Interested Parties: Alcantar & Elsesser, LLP, by Michael Alcantar, Attorney at Law, for Cogeneration Association of California; Tom Beach, Crossborder Energy, for PG&E National Energy Group; Kirby Bosley and Michael Briggs, for Reliant Energy; Matthew V. Brady & Associates, by Matthew V. Brady, Attorney at Law, for the Department of General Services; Sharon Cohen, Sempra Energy, for Gasoducto Rosarito; Goodin, MacBride, Squeri, Ritchie & Day, by Brian T. Cragg, for Cabrillo I, LLC and Cabrillo II, LLC; Terry Dutton, County of San Diego, for San Diego County Air Pollution Control District; Alcantar & Elsesser, LLP, by Evelyn Kahl Elsesser, Attorney at Law, for Chevron USA, Amoco Energy Trading, Burlington Resources, Texaco & Aera Energy; Energy Law Group, LLP, by Diane I. Fellman, Attorney at Law, for NRG Energy, Inc.; Alex Goldberg, for Williams Companies, Inc.; Patrick L. Gileau, Attorney at Law, for CPUC Office of Ratepayer Advocates; Morrison & Foerster, LLP, by Peter W. Hanschen, Attorney at Law, for PG&E National Energy Group; Marcel Hawiger, Attorney at Law, for The Utility Reform Network; Bruno Jeider, for the City of Burbank; White & Case, LLP, by Joseph M. Karp, Attorney at Law, for California Cogenerators Council; Ellison, Schneider & Harris, by Douglas K. Kerner, Attorney at Law, for Duke Energy North American; Eric Klinkner, for the City of Pasadena; Luce, Forward, Hamilton & Scripps, LLP; by John W. Leslie, Attorney at Law, for Coral Energy Resources; Steven G. Lins, for the City of Glendale; Sutherland, Asbill & Brennan, LLC, by Keith McCrea, Attorney at Law, for California Manufacturers & Technology Association and California Industrial Group; Sara Steck Myers, Attorney at Law, for the City of San Diego; Ronald G. Oechsler, for Navigant Consulting Inc.; Frederick M. Ortlieb, Deputy City Attorney, for the City of San Diego; Jones, Day, Reavis & Pogue, by Norman A. Pedersen, Attorney at Law, for Southern California Generation

APPENDIX A

Page 2


Coalition; Roger T. Pelote, for Williams Energy Services; Robert L. Pettinato, for the Los Angeles Department of Water and Power; Patrick J. Power, Attorney at Law, for the City of Long Beach; Michael Shames, Attorney at Law, for Utility Consumers' Action Network; John Steffen, for the Imperial Irrigation District; and Catherine E. Yap, for Barkovich & Yap, Inc.

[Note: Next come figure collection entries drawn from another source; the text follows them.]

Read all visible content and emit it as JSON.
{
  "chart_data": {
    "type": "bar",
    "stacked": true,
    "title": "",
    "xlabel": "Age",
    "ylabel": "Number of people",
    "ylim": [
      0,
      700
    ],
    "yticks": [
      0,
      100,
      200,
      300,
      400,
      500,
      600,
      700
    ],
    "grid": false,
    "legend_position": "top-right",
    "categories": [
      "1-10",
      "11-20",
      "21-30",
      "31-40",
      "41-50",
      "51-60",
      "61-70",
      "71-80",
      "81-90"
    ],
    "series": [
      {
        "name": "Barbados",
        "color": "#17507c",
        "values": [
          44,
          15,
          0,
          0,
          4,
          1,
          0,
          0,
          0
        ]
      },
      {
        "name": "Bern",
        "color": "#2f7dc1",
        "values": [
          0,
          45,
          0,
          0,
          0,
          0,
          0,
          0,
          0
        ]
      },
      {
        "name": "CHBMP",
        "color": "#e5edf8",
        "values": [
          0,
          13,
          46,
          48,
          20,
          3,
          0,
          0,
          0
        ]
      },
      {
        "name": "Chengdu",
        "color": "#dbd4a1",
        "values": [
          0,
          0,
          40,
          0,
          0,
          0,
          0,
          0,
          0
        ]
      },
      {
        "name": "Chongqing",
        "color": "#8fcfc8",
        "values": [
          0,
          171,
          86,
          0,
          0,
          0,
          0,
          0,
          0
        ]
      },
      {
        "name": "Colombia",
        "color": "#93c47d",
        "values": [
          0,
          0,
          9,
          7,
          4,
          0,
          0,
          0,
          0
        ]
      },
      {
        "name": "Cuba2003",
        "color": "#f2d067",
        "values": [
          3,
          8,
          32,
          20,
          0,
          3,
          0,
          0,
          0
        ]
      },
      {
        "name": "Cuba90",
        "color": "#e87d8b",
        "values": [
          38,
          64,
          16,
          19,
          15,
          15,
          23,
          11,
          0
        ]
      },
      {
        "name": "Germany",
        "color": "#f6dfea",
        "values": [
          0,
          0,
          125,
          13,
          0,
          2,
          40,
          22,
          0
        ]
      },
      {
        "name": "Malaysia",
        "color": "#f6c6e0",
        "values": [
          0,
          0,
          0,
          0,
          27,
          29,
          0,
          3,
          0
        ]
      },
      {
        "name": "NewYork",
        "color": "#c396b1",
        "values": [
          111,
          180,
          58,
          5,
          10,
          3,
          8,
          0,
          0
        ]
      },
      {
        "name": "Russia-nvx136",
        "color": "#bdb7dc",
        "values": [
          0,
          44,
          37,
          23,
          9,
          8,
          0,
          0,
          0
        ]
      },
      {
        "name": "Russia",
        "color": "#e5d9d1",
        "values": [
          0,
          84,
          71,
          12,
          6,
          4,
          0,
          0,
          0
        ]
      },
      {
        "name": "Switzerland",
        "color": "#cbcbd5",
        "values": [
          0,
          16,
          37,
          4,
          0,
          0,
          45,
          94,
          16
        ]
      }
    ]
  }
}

Intervenors: Craig Chancellor, Davis, Wright, Tremaine, LLP, by Lindsay How-Downing, Attorney at Law, for Calpine Corporation; Davis, Wright, Tremaine, LLP, by Edward W. O'Neill, Attorney at Law, for El Paso Natural Gas Company; and Michael R. Thorp, Sempra Energy, for San Diego Gas & Electric Company and Southern California Gas Company.


State Service: Joyce Alfton and Richard A. Myers, for the Energy Division; Jacqueline Greig and Robert M. Pocta, for The Office of Ratepayer Advocates; and Scott Tomashefsky and Bill Wood, for the California Energy Commission.